Between now and the start of the season, Sims will be locked in a quarterback competition for the right to replace three-year starter and new Cincinnati Bengals quarterback AJ McCarron.

His biggest competitor, Florida State transfer Jacob Coker, reported to Tuscaloosa earlier this month.

Sims, redshirt sophomore Alec Morris, redshirt freshmen Cooper Bateman and Alec Morris and freshman David Cornwell had the luxury of spring practice.

All but a small viewing window of Alabama's practices and scrimmages are closed to reporters. During the two closed scrimmages, Sims threw for 515 yards and five touchdowns. It's worth noting that the scrimmages include a lot of situational stuff and without access to the scrimmages, there's no real context to those numbers.

Still, couple those numbers and comments from Saban and teammates and one can conclude that Sims had pretty good spring through 14 practices.

But the narrative changed following Sims' A-Day performance. Leading the first team offense, Sims visibly struggled. He never looked comfortable against the Tide's stout first-team defense. He completed 13-of-30 passes for 178 yards, a touchdown and two interceptions.

"I think the body of work he put into the entire spring speaks volumes as far as what I've seen and heard," Mastrole said. "It would have been nice for him to go out on a strong note."

Since that day, do a quick Twitter search or a scan of any Alabama message board and the majority of the results show that the job is Coker's to lose.

Saban has said it's too early to ignore Sims or Bateman, who showed promise in the spring game.

"Jacob's certainly a part of that competition, but Blake Sims did a good job during the spring," Saban said earlier this month. "As I said before, we were a little disappointed, he was a little disappointed in the way he play in the A-Day game. We didn't really feature what he could do."

Among other things, not featuring what Sims does best likely contributed to difference in statistics. Comparing him to a car from the "Fast and Furious" movie franchise, Mastrole said Sims' is a "unique" quarterback.

"He's a race car that has a NOS button, a nitrous oxide button, where he can push that button and just go," Mastrole said. "That's a unique feature that most quarterbacks don't bring to the table. I think he's learned to harness that as kind of a last option like when things break down, he uses that to his advantage.

"The other part I looked at is, play within the system, but be you. With him, it's still just kind of going through (offensive coordinator) Coach (Lane) Kiffin's system.

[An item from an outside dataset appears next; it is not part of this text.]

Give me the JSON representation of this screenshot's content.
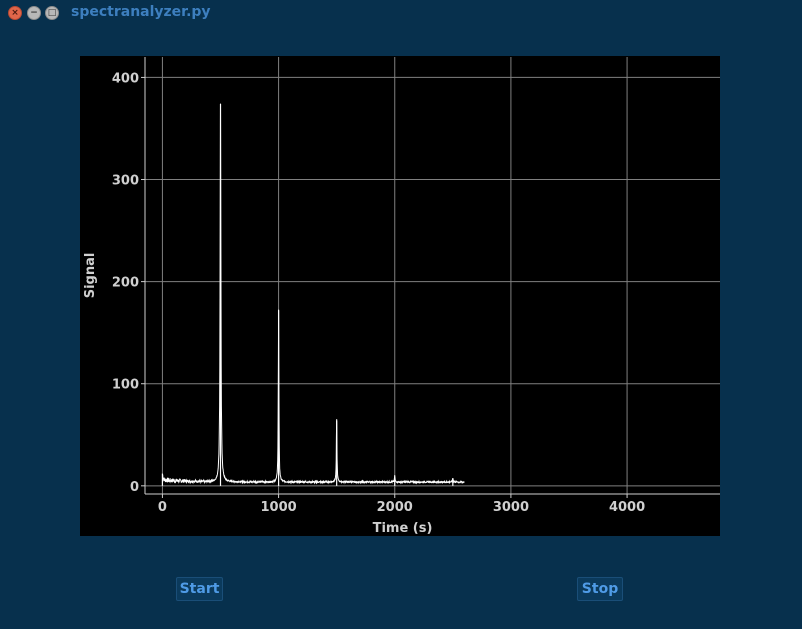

I think it's getting a feel for going through progressions. I think sometimes he bounces a little bit too much on the balls of his feet."

Mastrole believes Sims possess the talent to succeed in Alabama's offense.

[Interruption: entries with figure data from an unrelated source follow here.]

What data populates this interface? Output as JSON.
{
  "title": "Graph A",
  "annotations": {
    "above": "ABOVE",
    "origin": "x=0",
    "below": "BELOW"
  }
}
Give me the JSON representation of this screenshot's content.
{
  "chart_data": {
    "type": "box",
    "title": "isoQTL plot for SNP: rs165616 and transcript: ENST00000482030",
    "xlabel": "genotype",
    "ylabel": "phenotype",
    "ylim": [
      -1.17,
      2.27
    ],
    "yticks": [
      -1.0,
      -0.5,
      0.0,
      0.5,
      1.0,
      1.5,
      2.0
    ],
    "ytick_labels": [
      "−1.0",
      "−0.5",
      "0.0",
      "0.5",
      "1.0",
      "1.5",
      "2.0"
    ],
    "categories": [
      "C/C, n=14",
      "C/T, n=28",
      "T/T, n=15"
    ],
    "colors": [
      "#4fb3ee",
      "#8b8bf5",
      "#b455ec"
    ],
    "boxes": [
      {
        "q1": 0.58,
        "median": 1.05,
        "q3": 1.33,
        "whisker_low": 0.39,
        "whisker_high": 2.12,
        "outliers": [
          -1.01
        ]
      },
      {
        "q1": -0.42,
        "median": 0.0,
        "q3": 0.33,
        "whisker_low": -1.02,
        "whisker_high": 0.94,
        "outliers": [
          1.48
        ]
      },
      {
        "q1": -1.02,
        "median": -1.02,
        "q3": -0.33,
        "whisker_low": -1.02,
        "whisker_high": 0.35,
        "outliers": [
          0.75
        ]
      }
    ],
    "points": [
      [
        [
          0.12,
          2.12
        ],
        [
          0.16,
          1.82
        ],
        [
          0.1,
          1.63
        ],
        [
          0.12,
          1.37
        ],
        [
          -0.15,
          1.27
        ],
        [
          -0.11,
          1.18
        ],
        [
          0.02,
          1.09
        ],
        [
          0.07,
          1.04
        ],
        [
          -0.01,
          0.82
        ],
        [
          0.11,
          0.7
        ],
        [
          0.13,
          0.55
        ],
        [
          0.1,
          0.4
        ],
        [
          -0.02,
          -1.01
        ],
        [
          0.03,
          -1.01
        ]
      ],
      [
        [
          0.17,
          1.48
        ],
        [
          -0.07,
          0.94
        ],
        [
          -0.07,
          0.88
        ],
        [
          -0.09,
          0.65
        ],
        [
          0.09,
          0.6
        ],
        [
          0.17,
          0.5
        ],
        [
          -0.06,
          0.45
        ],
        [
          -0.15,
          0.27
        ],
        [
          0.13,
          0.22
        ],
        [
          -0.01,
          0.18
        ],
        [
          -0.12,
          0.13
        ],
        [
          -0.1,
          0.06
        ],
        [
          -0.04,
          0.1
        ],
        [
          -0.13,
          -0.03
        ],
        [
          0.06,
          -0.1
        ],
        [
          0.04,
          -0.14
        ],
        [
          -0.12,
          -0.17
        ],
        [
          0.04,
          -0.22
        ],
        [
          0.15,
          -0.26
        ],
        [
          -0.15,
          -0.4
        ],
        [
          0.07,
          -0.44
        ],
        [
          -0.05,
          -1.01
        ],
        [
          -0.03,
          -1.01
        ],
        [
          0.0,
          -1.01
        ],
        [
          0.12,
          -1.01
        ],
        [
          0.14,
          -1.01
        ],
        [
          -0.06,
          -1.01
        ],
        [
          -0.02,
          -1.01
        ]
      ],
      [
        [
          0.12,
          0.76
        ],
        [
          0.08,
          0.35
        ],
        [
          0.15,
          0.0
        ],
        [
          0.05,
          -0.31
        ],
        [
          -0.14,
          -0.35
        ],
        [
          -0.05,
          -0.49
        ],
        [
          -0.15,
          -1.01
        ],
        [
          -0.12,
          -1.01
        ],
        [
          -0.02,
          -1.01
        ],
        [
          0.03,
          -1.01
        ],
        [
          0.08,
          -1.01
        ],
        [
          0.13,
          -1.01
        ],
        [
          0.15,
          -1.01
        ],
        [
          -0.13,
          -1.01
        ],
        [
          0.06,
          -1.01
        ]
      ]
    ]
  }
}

"Overall, he's got the tools, he can throw the ball," Mastrole said. "I'm out there watching him everyday and filming him. He's got the arm to play in the offense. There's no question about it."

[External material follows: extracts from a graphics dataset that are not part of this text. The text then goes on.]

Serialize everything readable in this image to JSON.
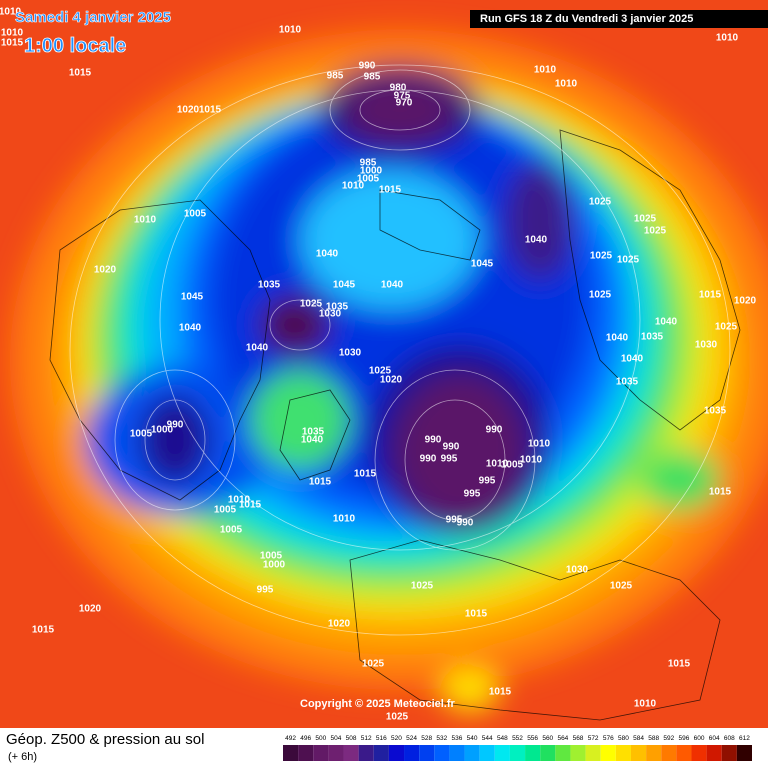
{
  "header": {
    "date": "Samedi 4 janvier 2025",
    "time": "1:00 locale",
    "run": "Run GFS 18 Z du Vendredi 3 janvier 2025"
  },
  "copyright": "Copyright © 2025 Meteociel.fr",
  "footer": {
    "title": "Géop. Z500 & pression au sol",
    "step": "(+ 6h)"
  },
  "isobar_labels": [
    1010,
    1010,
    1015,
    1015,
    1010,
    1020,
    1015,
    985,
    990,
    985,
    980,
    975,
    970,
    1010,
    1010,
    1010,
    985,
    1000,
    1005,
    1010,
    1015,
    1010,
    1005,
    1040,
    1025,
    1025,
    1025,
    1025,
    1025,
    1020,
    1040,
    1045,
    1035,
    1045,
    1040,
    1025,
    1015,
    1020,
    1045,
    1025,
    1035,
    1030,
    1040,
    1040,
    1030,
    1040,
    1035,
    1040,
    1025,
    1030,
    1025,
    1020,
    1040,
    1035,
    1035,
    990,
    1000,
    1005,
    1035,
    1040,
    990,
    990,
    990,
    1010,
    990,
    995,
    1010,
    1005,
    1010,
    1015,
    1015,
    995,
    995,
    1015,
    1010,
    1015,
    1005,
    1010,
    995,
    990,
    1005,
    1005,
    1000,
    1030,
    1025,
    1025,
    995,
    1020,
    1015,
    1015,
    1020,
    1025,
    1015,
    1015,
    1010,
    1025
  ],
  "color_scale": {
    "ticks": [
      492,
      496,
      500,
      504,
      508,
      512,
      516,
      520,
      524,
      528,
      532,
      536,
      540,
      544,
      548,
      552,
      556,
      560,
      564,
      568,
      572,
      576,
      580,
      584,
      588,
      592,
      596,
      600,
      604,
      608,
      612
    ],
    "colors": [
      "#3b0a3b",
      "#4e1050",
      "#621a66",
      "#6e2070",
      "#7c2a80",
      "#3a1a8a",
      "#2020a0",
      "#0a0ad0",
      "#0020e0",
      "#0040f0",
      "#0060ff",
      "#0080ff",
      "#00a0ff",
      "#00c8ff",
      "#00e8f0",
      "#00f0c0",
      "#00e890",
      "#20e060",
      "#60e840",
      "#a0f030",
      "#d8f020",
      "#ffff00",
      "#ffe000",
      "#ffc000",
      "#ffa000",
      "#ff7a00",
      "#ff5a00",
      "#f03000",
      "#d01800",
      "#901000",
      "#300000"
    ]
  }
}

Whether its Sims, Coker or one of the others who wins the job, expectations will be high. McCarron helped lead Alabama to back-to-back national championships and was 36-4 as a starter.

And while there are a few questions marks, the Tide's roster is built for another championship run with the returning talent at running back and wide receiver along with the returners and new talent on defense. Mastrole believes Sims has the mental makeup to handle all of the pressure.

"I do. A lot of people will say I'm just saying this to speak highly of my client, but that's not it," Mastrole said. "There have been guys I've worked with in the past that I've had concerns about and have expressed those internally. But Blake gets it. He wouldn't have made the trip down here during his summer to go and workout. That takes determination. I've seen big steps from when we first met. He was a quiet, reserved-type, a shy kid. … At the end of the day, if he goes out and has a successful year and Alabama has a great run, it wouldn't be a shock to me.

"He's just a gamer. … Anything you put him on, he's super competitive. So, he just needs to transfer those little things that we're working on onto the field. I'm not really worried about the pressure of him playing in front of 100,000 fans on 3rd and 12. I think he'll be ready to execute the system in a situation like that."